Her ears shot up, eyes narrowing in disbelief. "Kael, no—don't you dare say that—"
"Shut up and listen." he snapped, grabbing her shoulders. His claws bit into her jacket, his voice trembling with urgency.
"You're faster. can make it. I'm bleeding out anyway—look at me, Liora. I'm done."
Tears brimmed in her eyes, her breath hitching.
"We swore we'd stay together," she whispered, voice breaking.
"After the camp, after everything—you can't—"
"I'm keeping that swear," he cut in, his own eyes glistening.
"If you live, I'm not really gone. Please run."
The shouts grew louder, a guttural snarl cutting through the wind.
Kael shoved her away, smearing his bloody hand across the wall and dragging it along.
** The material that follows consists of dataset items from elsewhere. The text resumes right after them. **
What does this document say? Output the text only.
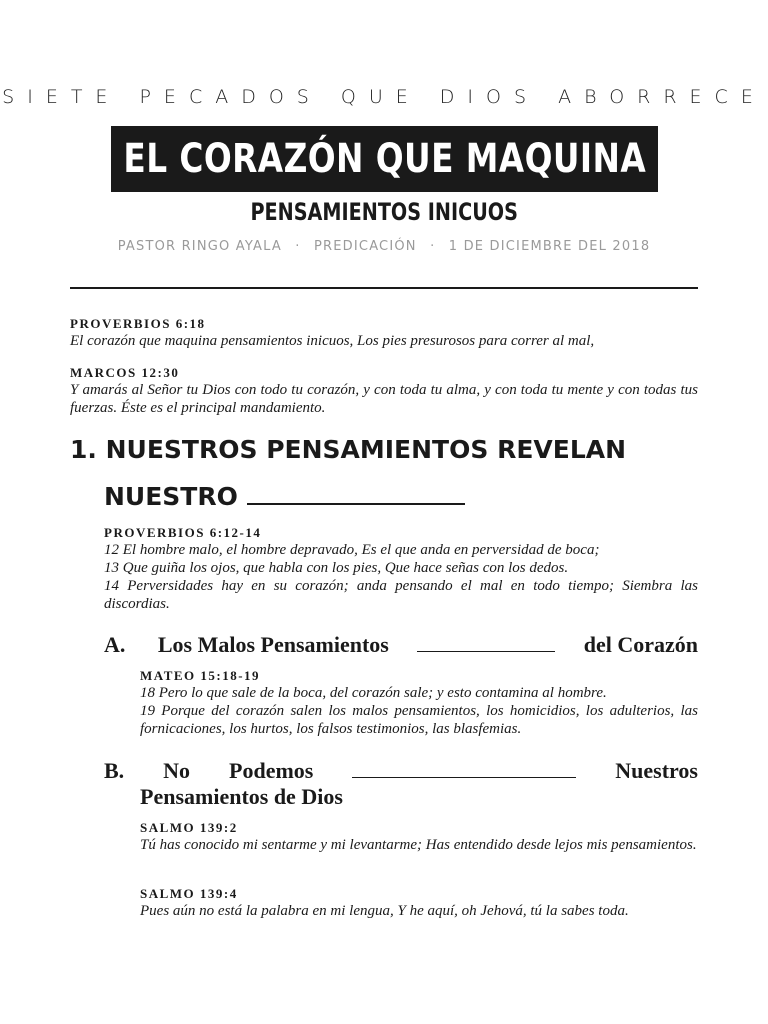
SIETE PECADOS QUE DIOS ABORRECE
EL CORAZÓN QUE MAQUINA
PENSAMIENTOS INICUOS
PASTOR RINGO AYALA · PREDICACIÓN · 1 DE DICIEMBRE DEL 2018
PROVERBIOS 6:18
El corazón que maquina pensamientos inicuos, Los pies presurosos para correr al mal,
MARCOS 12:30
Y amarás al Señor tu Dios con todo tu corazón, y con toda tu alma, y con toda tu mente y con todas tus fuerzas. Éste es el principal mandamiento.
1. NUESTROS PENSAMIENTOS REVELAN
NUESTRO
PROVERBIOS 6:12-14
12 El hombre malo, el hombre depravado, Es el que anda en perversidad de boca;
13 Que guiña los ojos, que habla con los pies, Que hace señas con los dedos.
14 Perversidades hay en su corazón; anda pensando el mal en todo tiempo; Siembra las discordias.
A. Los Malos Pensamientos	del Corazón
MATEO 15:18-19
18 Pero lo que sale de la boca, del corazón sale; y esto contamina al hombre.
19 Porque del corazón salen los malos pensamientos, los homicidios, los adulterios, las fornicaciones, los hurtos, los falsos testimonios, las blasfemias.
B. No Podemos	Nuestros
Pensamientos de Dios
SALMO 139:2
Tú has conocido mi sentarme y mi levantarme; Has entendido desde lejos mis pensamientos.
SALMO 139:4
Pues aún no está la palabra en mi lengua, Y he aquí, oh Jehová, tú la sabes toda.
The ground as he limped the other way.
"Go!" he roared, voice raw. "Don't you dare stop!"
Liora's sob caught in her throat, but she turned and fled, legs pumping Despite the fire in her muscles.
Behind her, Kael's voice rang out—
"Over here, you filth!"—followed by the clash of metal and a pained yell. She didn't look back.
She couldn't.
Her vision swam as she darted through Chernobog's twisted alleys, Past collapsed smokestacks and shattered windows reflecting the ashen sky.
Blood dripped, a faint trail she couldn't stop, but she pushed on, unresting.
Kael's face haunted her—his rare laughs, the way he'd shield her from the cold. Now lost.
Please, she begged silently, her heart a frantic pulse. Someone save us. Save him.
She stumbled into a desolate square, the remnants of a park swallowed by ruin.
There, on a warped bench amidst the debris, sat a figure. Liora froze, gasping, her gaze locking onto a spill of bluish-silver hair shimmering faintly against the gloom.
Hope clawed at her chest, fragile and wild, as she lurched forward.
"Help," she rasped, voice barely audible. "Please… they're coming."
The figure turned, and Liora's breath stalled.
Where a face should have been was only whiteness—a blinding, featureless expanse.
She staggered, dizzy, her legs giving out.
Then, from that void, a smile bloomed—gentle, unnervingly calm. It seeped into her, unraveling her terror, her grief, her will.
"W-what?" she mumbled, but the world spun.
Darkness crashed over her like a wave, the smile lingering in her fading sight as she crumpled to the ground, unconscious.